Ahmed, ayudado por Manel, estaba dispuesto a seguir su corazonada: si, como sospechaba, el intento de asesinato se llevaba a cabo aquella noche, estaría allí para impedirlo y en caso contrario saldría del lugar de la misma manera en que, siguiendo las indicaciones de su hermana, pensaba entrar. Tenía un plan en la cabeza y para llevarlo a cabo precisaba de varias cosas y sabía bien dónde encontrarlas. Salió del molino en compañía de su amigo portando ropas oscuras y una escarcela untada con una capa de betún y de cera que la hacía impermeable, caso de que se mojara un poco, y se dirigió al final del cercado donde se hallaba la sencilla tumba de Zahira mirando a La Meca. Manel le ayudó a alzar la losa de los pies; Ahmed con sumo cuidado extrajo del interior del sepulcro la vasija cuidadosamente cerrada que contenía la valiosa mezcla y la examinó con atención. Aquello llevaba años enterrado, desde aquella lejana noche anterior a su aventura para rescatar el
Laia
. Luego repasó el resto de sus pertenencias y lo guardó todo junto en su escarcela cuidando que el cierre de su embocadura doblado repetidas veces estuviera lo más ajustado posible.

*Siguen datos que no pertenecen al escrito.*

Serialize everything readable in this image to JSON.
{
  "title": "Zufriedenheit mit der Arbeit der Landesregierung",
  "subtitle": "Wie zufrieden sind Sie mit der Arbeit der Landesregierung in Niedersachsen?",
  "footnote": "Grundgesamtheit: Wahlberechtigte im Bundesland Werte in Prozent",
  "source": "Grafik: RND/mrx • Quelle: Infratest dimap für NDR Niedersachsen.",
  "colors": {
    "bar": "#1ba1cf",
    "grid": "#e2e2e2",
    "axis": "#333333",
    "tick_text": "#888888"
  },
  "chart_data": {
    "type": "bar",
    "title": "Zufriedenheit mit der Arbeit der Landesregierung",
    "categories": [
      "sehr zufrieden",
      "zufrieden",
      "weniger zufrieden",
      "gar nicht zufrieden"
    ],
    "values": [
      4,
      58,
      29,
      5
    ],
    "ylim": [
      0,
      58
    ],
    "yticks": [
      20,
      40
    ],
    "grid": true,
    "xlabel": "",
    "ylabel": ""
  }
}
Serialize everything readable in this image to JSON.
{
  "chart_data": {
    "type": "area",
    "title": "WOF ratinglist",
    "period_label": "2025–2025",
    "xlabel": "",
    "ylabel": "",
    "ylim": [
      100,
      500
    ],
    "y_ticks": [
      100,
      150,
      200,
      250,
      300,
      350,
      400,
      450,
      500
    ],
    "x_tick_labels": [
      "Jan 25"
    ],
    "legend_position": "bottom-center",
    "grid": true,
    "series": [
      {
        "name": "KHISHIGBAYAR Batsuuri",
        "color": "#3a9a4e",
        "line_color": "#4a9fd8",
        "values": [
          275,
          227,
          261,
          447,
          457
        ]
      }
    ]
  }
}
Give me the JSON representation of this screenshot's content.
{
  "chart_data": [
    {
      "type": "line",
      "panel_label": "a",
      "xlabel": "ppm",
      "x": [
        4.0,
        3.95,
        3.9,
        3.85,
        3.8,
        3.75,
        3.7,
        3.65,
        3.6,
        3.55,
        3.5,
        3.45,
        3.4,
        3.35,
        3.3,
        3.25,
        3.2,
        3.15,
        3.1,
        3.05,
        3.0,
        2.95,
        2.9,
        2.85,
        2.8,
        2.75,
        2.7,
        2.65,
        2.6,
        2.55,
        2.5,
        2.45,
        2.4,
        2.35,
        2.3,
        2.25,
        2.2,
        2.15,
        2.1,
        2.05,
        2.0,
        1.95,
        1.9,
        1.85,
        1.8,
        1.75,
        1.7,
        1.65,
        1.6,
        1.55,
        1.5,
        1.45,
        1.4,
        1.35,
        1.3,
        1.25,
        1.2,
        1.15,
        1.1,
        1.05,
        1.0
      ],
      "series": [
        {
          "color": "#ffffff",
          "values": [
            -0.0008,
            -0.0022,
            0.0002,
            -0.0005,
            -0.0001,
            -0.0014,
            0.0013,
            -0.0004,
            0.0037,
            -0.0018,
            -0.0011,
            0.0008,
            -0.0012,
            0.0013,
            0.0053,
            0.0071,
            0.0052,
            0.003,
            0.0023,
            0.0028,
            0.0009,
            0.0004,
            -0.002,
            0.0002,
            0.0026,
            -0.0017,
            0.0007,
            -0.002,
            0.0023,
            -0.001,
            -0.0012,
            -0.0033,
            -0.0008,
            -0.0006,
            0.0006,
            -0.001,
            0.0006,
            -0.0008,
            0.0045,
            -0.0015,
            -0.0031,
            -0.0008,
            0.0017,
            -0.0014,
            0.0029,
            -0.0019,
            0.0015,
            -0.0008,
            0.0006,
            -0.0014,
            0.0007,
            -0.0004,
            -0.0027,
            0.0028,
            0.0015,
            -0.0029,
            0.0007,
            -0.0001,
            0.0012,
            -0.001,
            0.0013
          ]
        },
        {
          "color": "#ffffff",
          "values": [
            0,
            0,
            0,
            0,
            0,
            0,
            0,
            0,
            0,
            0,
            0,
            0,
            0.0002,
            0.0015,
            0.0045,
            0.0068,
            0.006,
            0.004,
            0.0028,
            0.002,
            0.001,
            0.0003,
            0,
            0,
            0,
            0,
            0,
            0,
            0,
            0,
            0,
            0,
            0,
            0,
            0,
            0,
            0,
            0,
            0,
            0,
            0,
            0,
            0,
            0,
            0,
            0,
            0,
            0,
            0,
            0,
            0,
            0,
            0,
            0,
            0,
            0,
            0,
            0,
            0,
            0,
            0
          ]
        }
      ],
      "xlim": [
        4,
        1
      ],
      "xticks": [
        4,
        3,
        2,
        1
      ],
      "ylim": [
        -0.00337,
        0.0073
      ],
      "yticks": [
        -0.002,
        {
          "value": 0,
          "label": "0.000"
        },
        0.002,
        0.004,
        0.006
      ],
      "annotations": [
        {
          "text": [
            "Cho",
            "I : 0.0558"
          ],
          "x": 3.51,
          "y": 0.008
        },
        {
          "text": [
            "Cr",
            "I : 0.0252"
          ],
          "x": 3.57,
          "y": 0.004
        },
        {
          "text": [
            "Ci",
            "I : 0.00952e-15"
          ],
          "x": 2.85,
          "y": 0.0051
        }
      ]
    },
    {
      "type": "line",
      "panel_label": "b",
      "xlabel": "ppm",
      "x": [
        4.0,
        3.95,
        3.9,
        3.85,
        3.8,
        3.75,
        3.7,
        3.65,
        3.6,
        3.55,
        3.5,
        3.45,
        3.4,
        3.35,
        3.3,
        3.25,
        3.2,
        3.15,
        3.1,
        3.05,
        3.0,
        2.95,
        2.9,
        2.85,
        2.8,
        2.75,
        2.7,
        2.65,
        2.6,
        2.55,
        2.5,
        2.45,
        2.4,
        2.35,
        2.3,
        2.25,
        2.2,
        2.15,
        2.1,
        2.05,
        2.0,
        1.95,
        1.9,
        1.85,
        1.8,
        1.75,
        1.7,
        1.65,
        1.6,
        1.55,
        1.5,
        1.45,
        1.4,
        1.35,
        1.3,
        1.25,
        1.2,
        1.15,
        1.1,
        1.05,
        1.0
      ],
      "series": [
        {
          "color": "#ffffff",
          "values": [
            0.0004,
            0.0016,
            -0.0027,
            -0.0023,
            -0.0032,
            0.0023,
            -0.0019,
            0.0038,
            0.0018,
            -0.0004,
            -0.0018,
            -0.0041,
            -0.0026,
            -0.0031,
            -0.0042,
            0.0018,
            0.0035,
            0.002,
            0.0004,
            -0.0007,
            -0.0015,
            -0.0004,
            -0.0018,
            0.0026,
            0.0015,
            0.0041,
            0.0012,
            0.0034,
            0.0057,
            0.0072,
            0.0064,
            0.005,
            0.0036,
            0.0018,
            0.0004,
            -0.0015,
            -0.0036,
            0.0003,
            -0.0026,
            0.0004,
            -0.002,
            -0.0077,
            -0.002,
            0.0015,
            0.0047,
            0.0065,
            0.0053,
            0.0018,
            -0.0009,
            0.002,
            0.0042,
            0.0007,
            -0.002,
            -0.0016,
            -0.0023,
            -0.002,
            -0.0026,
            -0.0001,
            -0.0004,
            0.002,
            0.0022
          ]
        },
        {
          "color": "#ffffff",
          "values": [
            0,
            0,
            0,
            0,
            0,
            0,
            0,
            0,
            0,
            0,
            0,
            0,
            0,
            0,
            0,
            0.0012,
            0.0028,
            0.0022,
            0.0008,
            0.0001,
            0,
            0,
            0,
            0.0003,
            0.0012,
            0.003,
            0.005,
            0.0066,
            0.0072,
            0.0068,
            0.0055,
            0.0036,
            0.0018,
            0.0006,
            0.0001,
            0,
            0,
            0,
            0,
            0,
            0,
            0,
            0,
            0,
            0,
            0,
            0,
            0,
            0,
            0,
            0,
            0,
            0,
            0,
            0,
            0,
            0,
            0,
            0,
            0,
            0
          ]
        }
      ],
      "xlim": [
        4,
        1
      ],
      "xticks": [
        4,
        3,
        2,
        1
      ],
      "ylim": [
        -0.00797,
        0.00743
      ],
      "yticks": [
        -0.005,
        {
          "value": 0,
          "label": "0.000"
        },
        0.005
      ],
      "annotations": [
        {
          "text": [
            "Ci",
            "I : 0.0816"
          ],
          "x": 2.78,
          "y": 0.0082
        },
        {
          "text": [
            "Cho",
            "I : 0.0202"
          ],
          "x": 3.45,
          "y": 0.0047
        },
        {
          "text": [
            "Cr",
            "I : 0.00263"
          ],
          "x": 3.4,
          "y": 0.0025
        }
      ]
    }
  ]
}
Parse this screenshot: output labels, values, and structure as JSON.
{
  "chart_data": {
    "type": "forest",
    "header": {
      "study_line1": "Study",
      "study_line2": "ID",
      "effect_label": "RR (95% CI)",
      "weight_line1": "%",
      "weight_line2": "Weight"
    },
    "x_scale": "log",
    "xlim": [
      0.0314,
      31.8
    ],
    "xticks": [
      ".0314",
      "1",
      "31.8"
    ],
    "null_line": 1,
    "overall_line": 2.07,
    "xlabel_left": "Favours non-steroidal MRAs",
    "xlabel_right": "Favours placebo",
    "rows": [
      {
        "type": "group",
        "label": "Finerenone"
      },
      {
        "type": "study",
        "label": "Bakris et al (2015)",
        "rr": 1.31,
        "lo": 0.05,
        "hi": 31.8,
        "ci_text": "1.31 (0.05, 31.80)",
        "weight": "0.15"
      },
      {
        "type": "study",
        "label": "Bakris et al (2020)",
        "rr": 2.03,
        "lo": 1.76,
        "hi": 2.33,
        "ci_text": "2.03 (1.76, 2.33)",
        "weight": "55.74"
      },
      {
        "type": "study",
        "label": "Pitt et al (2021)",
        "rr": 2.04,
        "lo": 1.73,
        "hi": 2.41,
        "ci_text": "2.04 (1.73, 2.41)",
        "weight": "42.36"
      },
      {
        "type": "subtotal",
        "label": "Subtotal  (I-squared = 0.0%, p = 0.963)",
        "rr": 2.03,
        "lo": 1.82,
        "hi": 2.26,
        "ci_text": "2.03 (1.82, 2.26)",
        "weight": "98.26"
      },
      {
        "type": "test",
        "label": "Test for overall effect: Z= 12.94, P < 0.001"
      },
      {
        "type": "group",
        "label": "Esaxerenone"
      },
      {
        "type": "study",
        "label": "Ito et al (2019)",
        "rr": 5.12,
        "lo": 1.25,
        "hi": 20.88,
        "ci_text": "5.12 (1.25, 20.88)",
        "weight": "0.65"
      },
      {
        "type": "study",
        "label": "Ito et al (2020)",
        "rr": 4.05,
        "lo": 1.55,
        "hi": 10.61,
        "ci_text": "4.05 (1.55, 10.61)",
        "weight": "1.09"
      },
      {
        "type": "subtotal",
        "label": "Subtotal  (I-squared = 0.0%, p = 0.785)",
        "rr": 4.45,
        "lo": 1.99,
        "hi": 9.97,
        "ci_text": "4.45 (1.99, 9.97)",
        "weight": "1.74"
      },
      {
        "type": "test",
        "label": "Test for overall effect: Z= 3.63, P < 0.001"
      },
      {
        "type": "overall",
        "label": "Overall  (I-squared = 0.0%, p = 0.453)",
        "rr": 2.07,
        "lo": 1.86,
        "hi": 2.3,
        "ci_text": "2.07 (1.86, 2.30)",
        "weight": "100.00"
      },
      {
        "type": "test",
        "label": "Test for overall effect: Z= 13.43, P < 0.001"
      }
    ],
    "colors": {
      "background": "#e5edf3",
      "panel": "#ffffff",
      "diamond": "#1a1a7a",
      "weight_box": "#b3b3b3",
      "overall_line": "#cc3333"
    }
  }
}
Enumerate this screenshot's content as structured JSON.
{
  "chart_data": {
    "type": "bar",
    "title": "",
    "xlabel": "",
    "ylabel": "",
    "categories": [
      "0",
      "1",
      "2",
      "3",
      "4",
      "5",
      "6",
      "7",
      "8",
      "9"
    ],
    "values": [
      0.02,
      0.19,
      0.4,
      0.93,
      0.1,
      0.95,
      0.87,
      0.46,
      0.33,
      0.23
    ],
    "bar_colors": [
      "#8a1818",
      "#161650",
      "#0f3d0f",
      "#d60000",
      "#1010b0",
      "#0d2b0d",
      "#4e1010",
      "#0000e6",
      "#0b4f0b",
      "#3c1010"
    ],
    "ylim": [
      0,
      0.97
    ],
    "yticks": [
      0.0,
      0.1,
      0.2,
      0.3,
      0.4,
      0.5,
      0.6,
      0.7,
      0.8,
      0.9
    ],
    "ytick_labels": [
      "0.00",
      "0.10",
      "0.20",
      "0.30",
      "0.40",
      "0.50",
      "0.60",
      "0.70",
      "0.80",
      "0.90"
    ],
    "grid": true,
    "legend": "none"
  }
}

Después de volver a colocar la losa en su lugar se puso en pie solemnemente y dirigiéndose a su amada, dijo: «Si Alá lo permite, esta noche haré justicia; a pesar del tiempo transcurrido te sigo amando, Zahira, ayúdame desde el paraíso».
Luego ambos amigos montados en sendas cabalgaduras se dirigieron, a buen paso, al monasterio de Sant Pere de les Puelles.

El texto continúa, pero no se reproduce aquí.